Par ailleurs, comment évolueront les effectifs, sachant que ceux-ci ont légèrement diminué entre 2010 et 2011 – soit 1,1 % pour l’entreprise ADP et près de 5 % pour le groupe ?

Quel bilan faites-vous du rapprochement avec l’aéroport de Schiphol ?

Enfin, quelle serait pour vous la meilleure solution pour la liaison rapide Roissy Charles de Gaulle-Paris ?

M. Jean-Yves Caullet. Au titre du groupe SRC, je souhaiterais savoir quel équilibre vous comptez trouver entre la stratégie de l’entreprise sur le territoire national et à l’étranger, de manière à ce que l’une n’entrave pas l’autre.

Quel équilibre entendez-vous également établir entre la liaison CDG-Paris et le développement de liaisons directes, notamment par le TGV, entre la province et les aéroports parisiens, de sorte que la porte vers l’international lui soit plus accessible ?

Quelle sera en outre votre politique en matière de sous-traitance ? Quels métiers souhaitez-vous maintenir dans ce cadre ? Quels pans comptez-vous développer ? Quel est, selon vous, l’avantage de ce mode de gestion par rapport à l’emploi direct, notamment en matière de sûreté ? Comment le conjuguer avec les exigences quasi régaliennes prévalant dans ce domaine ? Quels types de formation, de contrat et de garanties pour l’usager retiendrez-vous à cet effet ?

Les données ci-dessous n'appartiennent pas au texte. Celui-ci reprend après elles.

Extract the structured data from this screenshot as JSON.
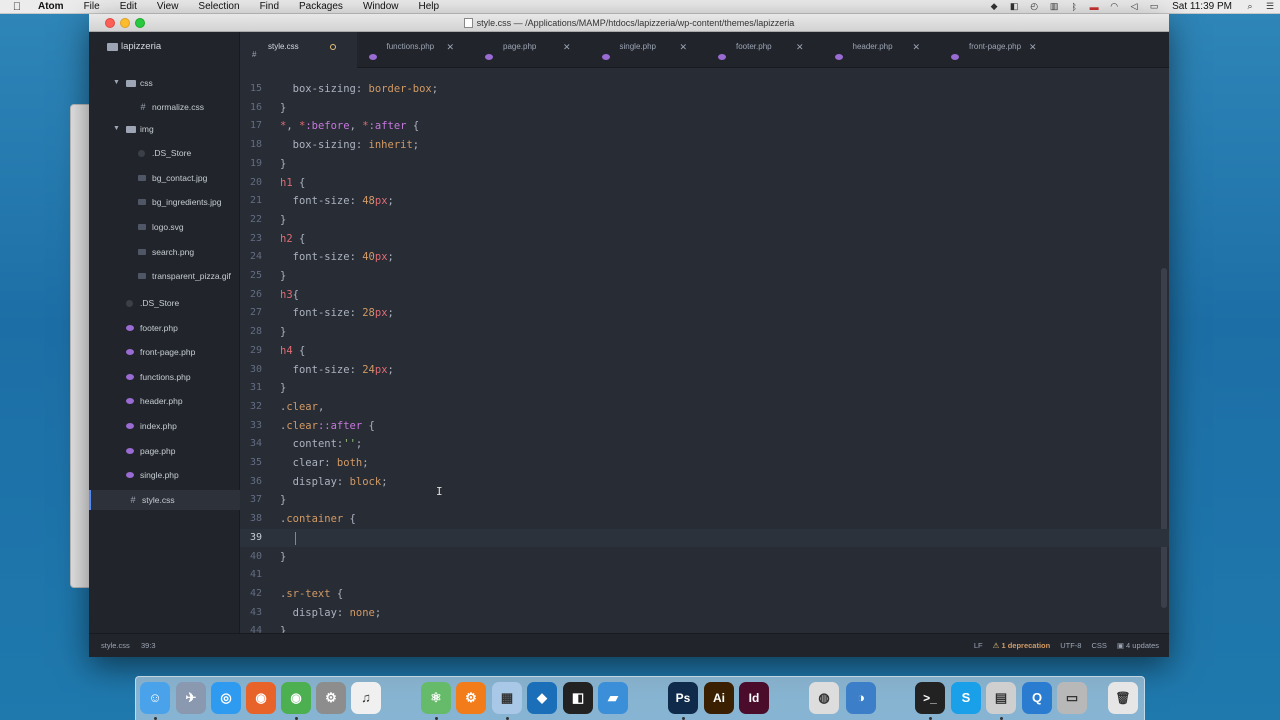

M. Bertrand Pancher. Dans son rapport sur la responsabilité sociétale d'entreprise (RSE) de 2011, le président Pierre Graff a annoncé qu’il avait fixé à ADP l’objectif ambitieux et mobilisateur de devenir la référence européenne en matière de développement durable et de RSE. Dans la continuité du Grenelle de l’environnement, l’entreprise a pris sept engagements pour réduire son empreinte climatique, baisser de 10 % le temps de roulage moyen des avions de l’aéroport CDG avant 2015, appliquer une démarche de haute qualité environnementale aux nouveaux projets de construction, réduire les consommations énergétiques internes de l’entreprise de 20 % entre 2004 et 2020, lancer un programme d’installation d’énergies renouvelables, réduire de 30 % les émissions de CO2 de la flotte de véhicules utilitaires légers d’ici 2012, contribuer en partenariat avec les compagnies aériennes à la limitation du recours au groupe auxiliaire de puissance des avions et promouvoir le covoiturage. Le plan stratégique 2011-2015 prévoit par ailleurs la réduction de 12,46 % de consommation d’énergie primaire interne par mètre carré de bâtiment.

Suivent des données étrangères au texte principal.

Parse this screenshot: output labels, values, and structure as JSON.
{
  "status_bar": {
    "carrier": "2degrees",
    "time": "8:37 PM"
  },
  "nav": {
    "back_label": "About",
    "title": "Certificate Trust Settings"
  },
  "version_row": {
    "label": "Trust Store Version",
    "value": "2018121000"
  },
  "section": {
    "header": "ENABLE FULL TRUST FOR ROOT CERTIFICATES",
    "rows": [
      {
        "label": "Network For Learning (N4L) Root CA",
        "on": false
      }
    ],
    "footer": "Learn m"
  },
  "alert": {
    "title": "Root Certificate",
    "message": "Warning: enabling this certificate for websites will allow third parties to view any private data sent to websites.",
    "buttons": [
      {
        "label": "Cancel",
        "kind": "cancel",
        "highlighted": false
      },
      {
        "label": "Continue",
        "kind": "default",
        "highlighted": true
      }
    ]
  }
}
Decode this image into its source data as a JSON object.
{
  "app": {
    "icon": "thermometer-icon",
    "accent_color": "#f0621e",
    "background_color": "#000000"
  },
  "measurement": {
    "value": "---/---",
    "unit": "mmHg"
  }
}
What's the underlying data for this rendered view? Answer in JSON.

Je souhaiterais savoir, au nom du groupe UDI, quel bilan vous dressez de ces engagements exemplaires. Qu’en est-il des différents modes de production d’énergies renouvelables ? Quels seront vos axes de travail futurs au regard de l’ambition de référence européenne que j’évoquais ?

S’agissant de la concertation et de l’information, comment allez-vous continuer à travailler en liaison avec les acteurs concernés ?

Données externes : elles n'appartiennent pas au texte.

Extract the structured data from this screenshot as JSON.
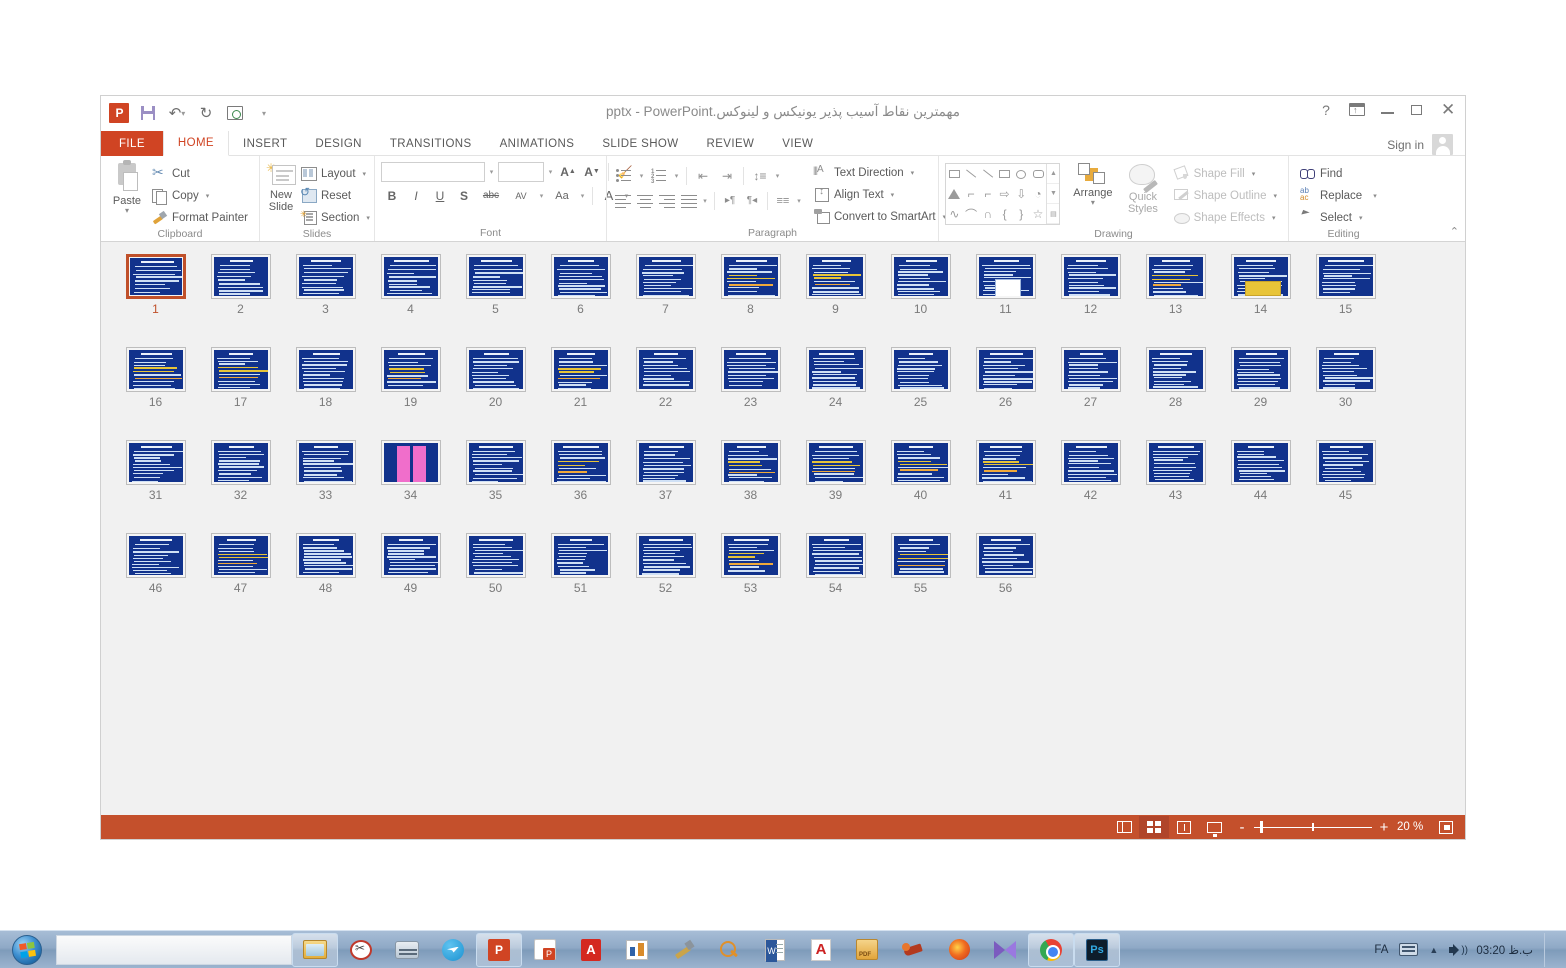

Nous avons la chance de bénéficier des services de l’Autorité de contrôle des nuisances aéroportuaires (ACNUSA), qui fait un travail remarquable, mais est confrontée à une limitation de ses moyens et cherche à mettre en place des collaborations avec les autres acteurs du territoire, notamment ADP : comment entendez-vous poursuivre l’action de l’entreprise en faveur de la protection du cadre de vie des riverains et de la lutte contre les nuisances sonores et atmosphériques ?

Enfin, quels seront vos prochains axes de travail pour satisfaire les clients ? Pouvez-vous nous détailler le projet de modernisation de l’aéroport de Paris-Orly ?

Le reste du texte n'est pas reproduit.